Ce qui est né dans les pays occidentaux et qui est en train de naitre sous nos yeux dans les pays arabes, c’est la naissance de l’individu. Il est né avec St Paul, Socrate, Descartes, mais il n’était pas encore concrètement, réellement advenu. Tous les éléments que j’ai donnés font qu’aujourd’hui nous nous trouvons devant des individus. Et cet individu-là ne sait pas faire un groupe. Les footballeurs français n’ont pas su faire équipe pendant la coupe du monde, mais pensez-vous que les hommes politiques sachent faire équipe aujourd’hui ? Le groupe est en train d’éclater sous la pression des individus. Sait-on faire un couple aujourd’hui ? On ne fait que divorcer. L’individu d’aujourd’hui est donc à la recherche d’un nouveau lien social, voilà la question. [Michel Serres, entrevue à CLES]
C’est faire remonter loin les racines de l’individualisme. Une individuation qui s’est accompagnée au cours des siècles de mouvances et d’appartenances sous les drapeaux nationaux, religieux ou linguistiques… La construction des État-nations, des espaces géopolitiques, ont conditionné, formé les types d’individus, de contrats sociaux reliant familles et sociétés locales et régionales. S’il y a eu une construction de l’individu et un certain « désserrement » de l’emprise des liens primaires familiaux et communautaires sur l’individu – c’est grâce à l’action massive d’institutions coercitives (enseignement, armée, industrie, prison, police, hospices) que ces « libertés » individuelles ont été dessinées, façonnées.
La constitution des État-nations a soutenu, accompagné la mise en place des industries, l’accumulation des compétences permettant à chaque nation de prendre sa place dans le « concert » ou faudrait-il dire le triple gallop des nations en compétition pour contrôler des ressources, conquérir des marchés. La place occupée par chacune dans l’enchevêtrement des échanges mondiaux sera déterminée par ses qualités intrinsèques mais aussi par ses avantages historiques, ses alliances géopolitiques.

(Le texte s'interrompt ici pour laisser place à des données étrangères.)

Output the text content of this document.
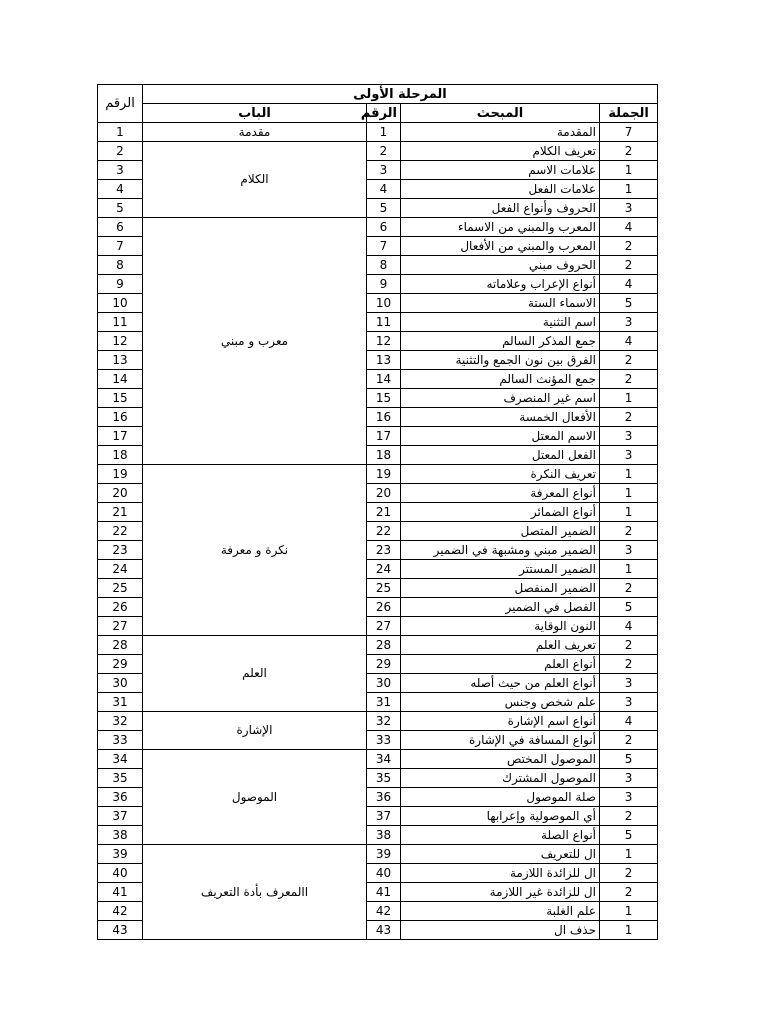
الرقم	المرحلة الأولى			
	الباب	الرقم	المبحث	الجملة
1	مقدمة	1	المقدمة	7
2	الكلام	2	تعريف الكلام	2
3		3	علامات الاسم	1
4		4	علامات الفعل	1
5		5	الحروف وأنواع الفعل	3
6	معرب و مبني	6	المعرب والمبني من الاسماء	4
7		7	المعرب والمبني من الأفعال	2
8		8	الحروف مبني	2
9		9	أنواع الإعراب وعلاماته	4
10		10	الاسماء الستة	5
11		11	اسم التثنية	3
12		12	جمع المذكر السالم	4
13		13	الفرق بين نون الجمع والتثنية	2
14		14	جمع المؤنث السالم	2
15		15	اسم غير المنصرف	1
16		16	الأفعال الخمسة	2
17		17	الاسم المعتل	3
18		18	الفعل المعتل	3
19	نكرة و معرفة	19	تعريف النكرة	1
20		20	أنواع المعرفة	1
21		21	أنواع الضمائر	1
22		22	الضمير المتصل	2
23		23	الضمير مبني ومشبهة في الضمير	3
24		24	الضمير المستتر	1
25		25	الضمير المنفصل	2
26		26	الفصل في الضمير	5
27		27	النون الوقاية	4
28	العلم	28	تعريف العلم	2
29		29	أنواع العلم	2
30		30	أنواع العلم من حيث أصله	3
31		31	علم شخص وجنس	3
32	الإشارة	32	أنواع اسم الإشارة	4
33		33	أنواع المسافة في الإشارة	2
34	الموصول	34	الموصول المختص	5
35		35	الموصول المشترك	3
36		36	صلة الموصول	3
37		37	أي الموصولية وإعرابها	2
38		38	أنواع الصلة	5
39	االمعرف بأدة التعريف	39	ال للتعريف	1
40		40	ال للزائدة اللازمة	2
41		41	ال للزائدة غير اللازمة	2
42		42	علم الغلبة	1
43		43	حذف ال	1
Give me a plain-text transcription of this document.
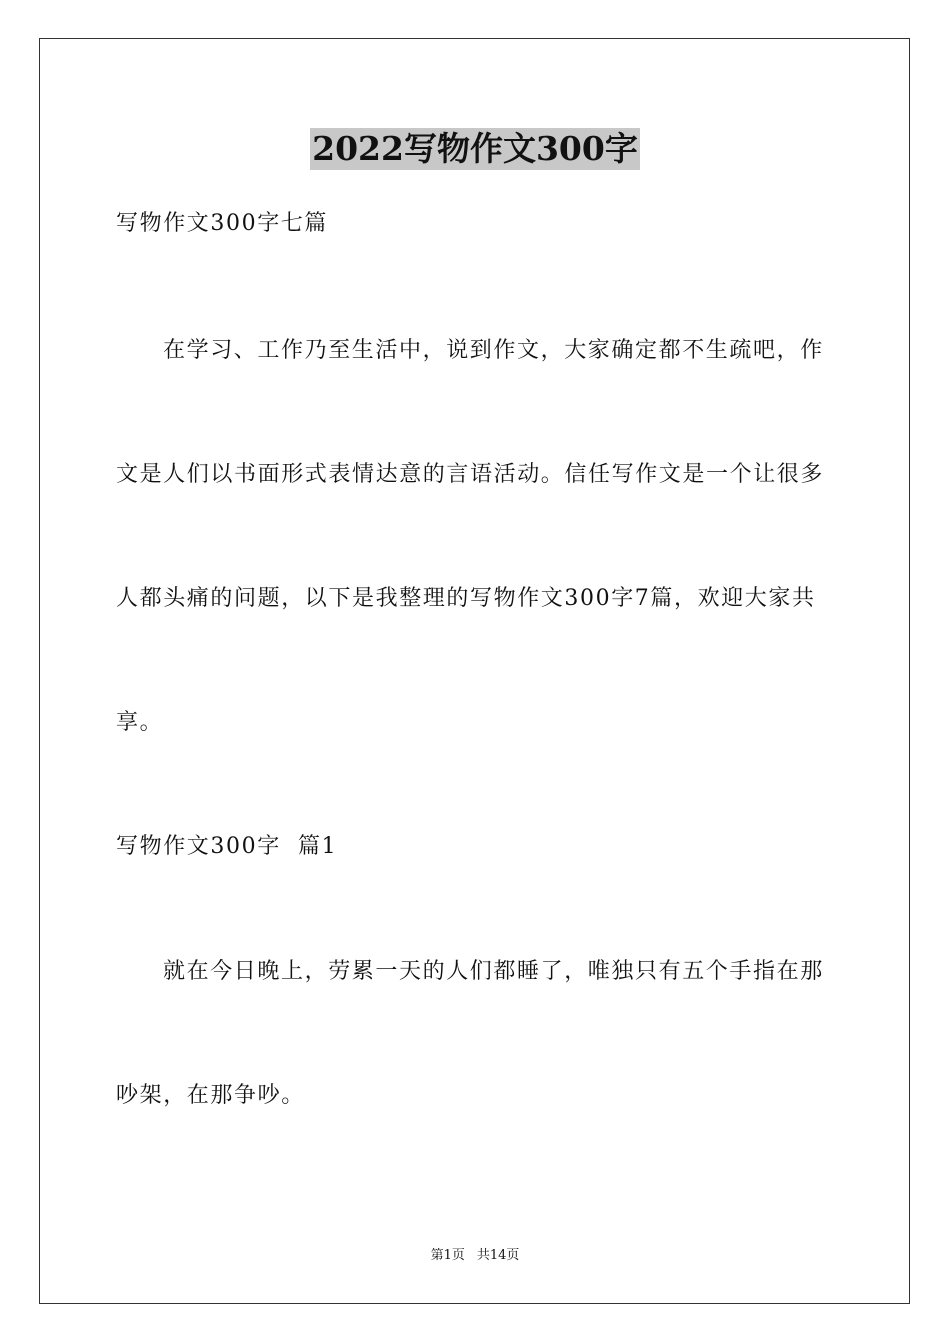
2022写物作文300字
写物作文300字七篇
在学习、工作乃至生活中，说到作文，大家确定都不生疏吧，作
文是人们以书面形式表情达意的言语活动。信任写作文是一个让很多
人都头痛的问题，以下是我整理的写物作文300字7篇，欢迎大家共
享。
写物作文300字  篇1
就在今日晚上，劳累一天的人们都睡了，唯独只有五个手指在那
吵架，在那争吵。
第1页 共14页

Le privé, le public et le commun. Six outils pour penser, faire vivre les biens communs. Mais aussi ce petit bijou pédagogique allemand, version française : Biens communs – La prospérité par le partage (pdf 52 pages), publié par la fondation Heinrich Böll. [Comprend une critique percutante du texte « fondateur » de Hardin : The Tragedy of the Commons]
Dépasser la dichotomie privé-public en introduisant les communs, gestion collective, participative des biens communs. Modalité ni privée ni publique de gestion d’une ressource partagée. Cette introduction d’un tiers-mode est-elle due aux défaillances bureaucratiques du pouvoir public ? Ou à la cupidité myope de la propriété privée ?
Il est des communs qui n’ont pas encore été négociés, « civilisés » et qui sont encore aux prises avec la loi du plus fort. Particulièrement des communs qui se déploient hors territoires nationaux : dans les mers, dans l’atmosphère.
Le même auteur qui a écrit Six outils…, Pablo Servigne, signait au mois de juin, sur cet étonnant site belge Barricade, cette courte (8 pages) synthèse L’Anthropocène, l’ère de l’incertitude.